The House on Maxim Gorky Street

The House on Maxim Gorky Street

Series: Light and Heavy
Size: 100 x 130, Edition 6
Size: 30 x 40, Edition 15


Katerina Belkina presents her series Light and Heavy, an exploration of female emancipation and independence at the crossroad of East and West. The series presents images of independent, self-sufficient and dynamic women, but who are contrasted against the background of an average Russian city: grey, frozen and crushing in its architecture and attitudes.

The eastern perception and social position of women implies that, despite intelligence or success, a woman can only be whole when paired with a man. In the western world, however, a man is not a key element for the self-realisation of a woman. The cultural tradition of Russia absorbed elements of both of these ideas: women are charged with over-responsibility and a constant need to keep up with men. In addition to this particular kind of ‘equalness’, women are seen as a commodity and an object. Under the pressure of society, a pressure that women also transfer to apply to themselves, women are in a permanent state of both competing for her place next to the man and presenting herself as a commodity to be consumed by men.

Inspired and featuring Belkina’s hometown of Samara, these images of independent and dynamic women are presented in contrast to the overbearing city they find themselves in. Samara is a city notable only for being average: average in its architecture, appearance and people, but also in the way it treats its female inhabitants. A city of industry, it creates and sustains, but also destroys and suppresses. This suppression is most felt by its women. They represent the pinnacle of this city’s – and, by extension of its anonymity, every city’s – attitude.

This is a feeling Belkina exposed herself to as part of creating the series. Using herself, along with other, statistically average women, as models, they went through the same conflicting feelings of exposure and empowerment that women feel to varying degrees every day.

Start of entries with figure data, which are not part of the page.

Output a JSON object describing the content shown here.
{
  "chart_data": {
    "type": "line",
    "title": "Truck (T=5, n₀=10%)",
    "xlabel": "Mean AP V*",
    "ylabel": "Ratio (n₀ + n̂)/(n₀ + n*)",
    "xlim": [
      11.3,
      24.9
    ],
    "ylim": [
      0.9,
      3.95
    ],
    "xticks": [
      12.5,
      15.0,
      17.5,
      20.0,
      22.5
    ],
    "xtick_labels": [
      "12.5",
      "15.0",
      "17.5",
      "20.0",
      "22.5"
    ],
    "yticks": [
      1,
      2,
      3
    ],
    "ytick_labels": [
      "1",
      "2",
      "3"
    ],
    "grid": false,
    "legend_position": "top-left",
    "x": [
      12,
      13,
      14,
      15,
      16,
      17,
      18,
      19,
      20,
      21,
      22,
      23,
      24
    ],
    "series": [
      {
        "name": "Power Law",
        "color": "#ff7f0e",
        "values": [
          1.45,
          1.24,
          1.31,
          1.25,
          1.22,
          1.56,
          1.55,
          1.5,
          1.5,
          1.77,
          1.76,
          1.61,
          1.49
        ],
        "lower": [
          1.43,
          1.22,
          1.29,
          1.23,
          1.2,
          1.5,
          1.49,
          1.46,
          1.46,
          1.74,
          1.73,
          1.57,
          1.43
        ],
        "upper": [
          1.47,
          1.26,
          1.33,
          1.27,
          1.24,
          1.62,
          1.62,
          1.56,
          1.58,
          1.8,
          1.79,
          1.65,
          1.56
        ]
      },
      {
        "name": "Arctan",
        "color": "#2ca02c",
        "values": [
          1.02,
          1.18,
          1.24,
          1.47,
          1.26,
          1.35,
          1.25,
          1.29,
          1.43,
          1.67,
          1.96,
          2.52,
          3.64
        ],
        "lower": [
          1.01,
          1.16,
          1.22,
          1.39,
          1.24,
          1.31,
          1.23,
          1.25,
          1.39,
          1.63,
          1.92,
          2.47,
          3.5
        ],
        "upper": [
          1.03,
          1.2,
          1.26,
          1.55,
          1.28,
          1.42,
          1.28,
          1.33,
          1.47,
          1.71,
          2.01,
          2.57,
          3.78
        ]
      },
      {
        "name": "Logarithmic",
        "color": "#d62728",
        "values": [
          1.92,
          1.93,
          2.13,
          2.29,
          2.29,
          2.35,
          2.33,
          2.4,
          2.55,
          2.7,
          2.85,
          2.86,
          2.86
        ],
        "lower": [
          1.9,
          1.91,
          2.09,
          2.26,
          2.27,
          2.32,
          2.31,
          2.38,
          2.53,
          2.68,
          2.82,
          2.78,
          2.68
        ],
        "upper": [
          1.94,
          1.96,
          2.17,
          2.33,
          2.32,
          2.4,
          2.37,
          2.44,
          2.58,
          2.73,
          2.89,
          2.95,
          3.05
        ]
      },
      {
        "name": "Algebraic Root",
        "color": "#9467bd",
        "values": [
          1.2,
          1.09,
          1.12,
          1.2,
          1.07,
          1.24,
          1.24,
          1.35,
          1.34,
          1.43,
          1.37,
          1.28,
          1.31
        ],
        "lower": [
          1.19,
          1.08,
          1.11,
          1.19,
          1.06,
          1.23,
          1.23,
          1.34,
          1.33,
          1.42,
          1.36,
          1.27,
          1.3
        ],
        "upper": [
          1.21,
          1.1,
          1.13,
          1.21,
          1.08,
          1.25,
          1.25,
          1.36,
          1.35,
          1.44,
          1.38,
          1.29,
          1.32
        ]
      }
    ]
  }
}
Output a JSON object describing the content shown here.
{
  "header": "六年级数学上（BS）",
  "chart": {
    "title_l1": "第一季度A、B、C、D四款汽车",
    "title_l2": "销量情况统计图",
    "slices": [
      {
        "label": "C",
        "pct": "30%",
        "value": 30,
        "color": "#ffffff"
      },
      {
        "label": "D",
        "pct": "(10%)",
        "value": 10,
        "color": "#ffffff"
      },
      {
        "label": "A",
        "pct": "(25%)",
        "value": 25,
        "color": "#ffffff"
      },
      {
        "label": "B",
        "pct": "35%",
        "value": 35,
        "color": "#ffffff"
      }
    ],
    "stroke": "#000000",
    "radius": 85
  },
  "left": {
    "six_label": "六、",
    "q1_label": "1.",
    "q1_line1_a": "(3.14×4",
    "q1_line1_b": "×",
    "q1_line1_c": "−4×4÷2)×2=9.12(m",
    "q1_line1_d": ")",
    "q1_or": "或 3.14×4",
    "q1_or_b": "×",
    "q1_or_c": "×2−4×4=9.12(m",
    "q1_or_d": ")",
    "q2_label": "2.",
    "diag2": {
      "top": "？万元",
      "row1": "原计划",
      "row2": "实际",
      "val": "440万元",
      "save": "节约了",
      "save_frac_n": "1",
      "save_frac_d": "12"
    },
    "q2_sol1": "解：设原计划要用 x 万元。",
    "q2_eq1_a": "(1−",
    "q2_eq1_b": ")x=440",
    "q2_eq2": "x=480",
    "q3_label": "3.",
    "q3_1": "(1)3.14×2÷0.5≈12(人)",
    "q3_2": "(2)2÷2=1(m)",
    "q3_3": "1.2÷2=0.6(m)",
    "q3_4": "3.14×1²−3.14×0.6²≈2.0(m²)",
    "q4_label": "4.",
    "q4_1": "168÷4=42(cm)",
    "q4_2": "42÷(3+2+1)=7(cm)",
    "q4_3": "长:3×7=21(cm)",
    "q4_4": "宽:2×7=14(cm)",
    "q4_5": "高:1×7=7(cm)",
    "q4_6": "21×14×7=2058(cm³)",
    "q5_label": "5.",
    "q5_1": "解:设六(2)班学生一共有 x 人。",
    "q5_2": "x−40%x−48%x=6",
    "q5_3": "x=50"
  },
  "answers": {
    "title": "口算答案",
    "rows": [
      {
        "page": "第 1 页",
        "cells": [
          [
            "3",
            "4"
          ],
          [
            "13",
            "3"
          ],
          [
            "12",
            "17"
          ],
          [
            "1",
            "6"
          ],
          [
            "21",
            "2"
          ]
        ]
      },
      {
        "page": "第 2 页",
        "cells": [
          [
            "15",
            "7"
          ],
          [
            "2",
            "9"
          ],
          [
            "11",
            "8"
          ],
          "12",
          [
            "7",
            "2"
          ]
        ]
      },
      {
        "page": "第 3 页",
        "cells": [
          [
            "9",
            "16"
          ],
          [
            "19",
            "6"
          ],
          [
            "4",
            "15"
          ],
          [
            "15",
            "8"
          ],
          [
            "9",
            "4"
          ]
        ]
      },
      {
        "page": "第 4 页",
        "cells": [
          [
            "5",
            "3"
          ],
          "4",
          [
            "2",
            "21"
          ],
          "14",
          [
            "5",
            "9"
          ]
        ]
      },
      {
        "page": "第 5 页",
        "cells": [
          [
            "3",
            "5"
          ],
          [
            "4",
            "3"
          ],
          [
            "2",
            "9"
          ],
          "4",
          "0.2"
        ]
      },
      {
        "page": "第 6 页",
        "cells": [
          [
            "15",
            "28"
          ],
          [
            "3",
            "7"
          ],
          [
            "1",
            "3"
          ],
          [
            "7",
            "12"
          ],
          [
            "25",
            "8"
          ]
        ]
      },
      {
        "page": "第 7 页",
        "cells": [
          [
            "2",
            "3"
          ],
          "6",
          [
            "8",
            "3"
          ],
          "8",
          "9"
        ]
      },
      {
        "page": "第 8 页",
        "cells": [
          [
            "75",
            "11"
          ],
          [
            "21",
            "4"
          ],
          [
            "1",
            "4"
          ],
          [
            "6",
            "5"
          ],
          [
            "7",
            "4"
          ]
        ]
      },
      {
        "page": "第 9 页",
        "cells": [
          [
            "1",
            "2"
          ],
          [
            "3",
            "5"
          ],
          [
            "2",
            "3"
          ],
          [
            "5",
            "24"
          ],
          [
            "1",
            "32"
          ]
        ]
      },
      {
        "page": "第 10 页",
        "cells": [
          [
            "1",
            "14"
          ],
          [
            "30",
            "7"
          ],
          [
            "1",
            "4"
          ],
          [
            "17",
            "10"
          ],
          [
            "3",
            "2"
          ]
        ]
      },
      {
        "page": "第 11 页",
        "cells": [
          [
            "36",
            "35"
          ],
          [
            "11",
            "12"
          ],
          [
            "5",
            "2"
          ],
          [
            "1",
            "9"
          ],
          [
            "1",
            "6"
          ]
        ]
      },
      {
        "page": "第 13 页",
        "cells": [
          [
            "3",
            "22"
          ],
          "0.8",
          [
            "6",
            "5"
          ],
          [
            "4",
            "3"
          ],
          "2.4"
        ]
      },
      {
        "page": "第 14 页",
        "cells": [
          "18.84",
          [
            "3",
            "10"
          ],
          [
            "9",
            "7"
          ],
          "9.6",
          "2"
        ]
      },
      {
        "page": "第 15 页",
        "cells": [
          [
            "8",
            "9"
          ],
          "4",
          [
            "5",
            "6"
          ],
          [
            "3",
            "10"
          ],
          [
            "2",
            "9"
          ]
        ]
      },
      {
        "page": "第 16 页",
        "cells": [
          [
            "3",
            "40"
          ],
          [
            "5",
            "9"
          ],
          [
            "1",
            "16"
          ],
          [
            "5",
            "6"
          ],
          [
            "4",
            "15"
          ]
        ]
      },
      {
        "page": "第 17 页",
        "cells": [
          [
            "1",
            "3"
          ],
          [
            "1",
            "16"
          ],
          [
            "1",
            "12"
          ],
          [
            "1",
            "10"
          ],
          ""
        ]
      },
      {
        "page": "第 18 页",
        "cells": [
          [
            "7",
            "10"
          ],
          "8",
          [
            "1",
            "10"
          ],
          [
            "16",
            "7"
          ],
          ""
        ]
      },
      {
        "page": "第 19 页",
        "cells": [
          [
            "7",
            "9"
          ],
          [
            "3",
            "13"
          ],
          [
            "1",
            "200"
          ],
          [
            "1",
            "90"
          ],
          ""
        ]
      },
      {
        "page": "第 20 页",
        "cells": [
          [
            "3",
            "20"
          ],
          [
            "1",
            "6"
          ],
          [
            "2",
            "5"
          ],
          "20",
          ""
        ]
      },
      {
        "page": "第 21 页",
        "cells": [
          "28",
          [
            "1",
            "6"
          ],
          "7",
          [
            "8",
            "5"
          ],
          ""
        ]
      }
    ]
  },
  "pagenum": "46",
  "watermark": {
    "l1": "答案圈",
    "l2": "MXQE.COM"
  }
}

The works depict no men, however, their presence is felt through the atmosphere and setting of the images. The frozen architecture, ringing emptiness and stagnant air encapsulate the manliness that these women are surrounded by, a crushing presence that they are unable to escape from. Physically and morally, the women have little protection from this constant and suppressive masculine energy: their underwear is their last protection.

It is an uncomfortable existence in this anonymous city that Light and Heavy’s dynamic female protagonists seek to escape from, but she has no reassurance that she is running to a better place. Society dictates that they must keep running, without promise of an end point or place: if she were to stop, she would not exist as a woman. This is an existence she did not choose, but must continue with.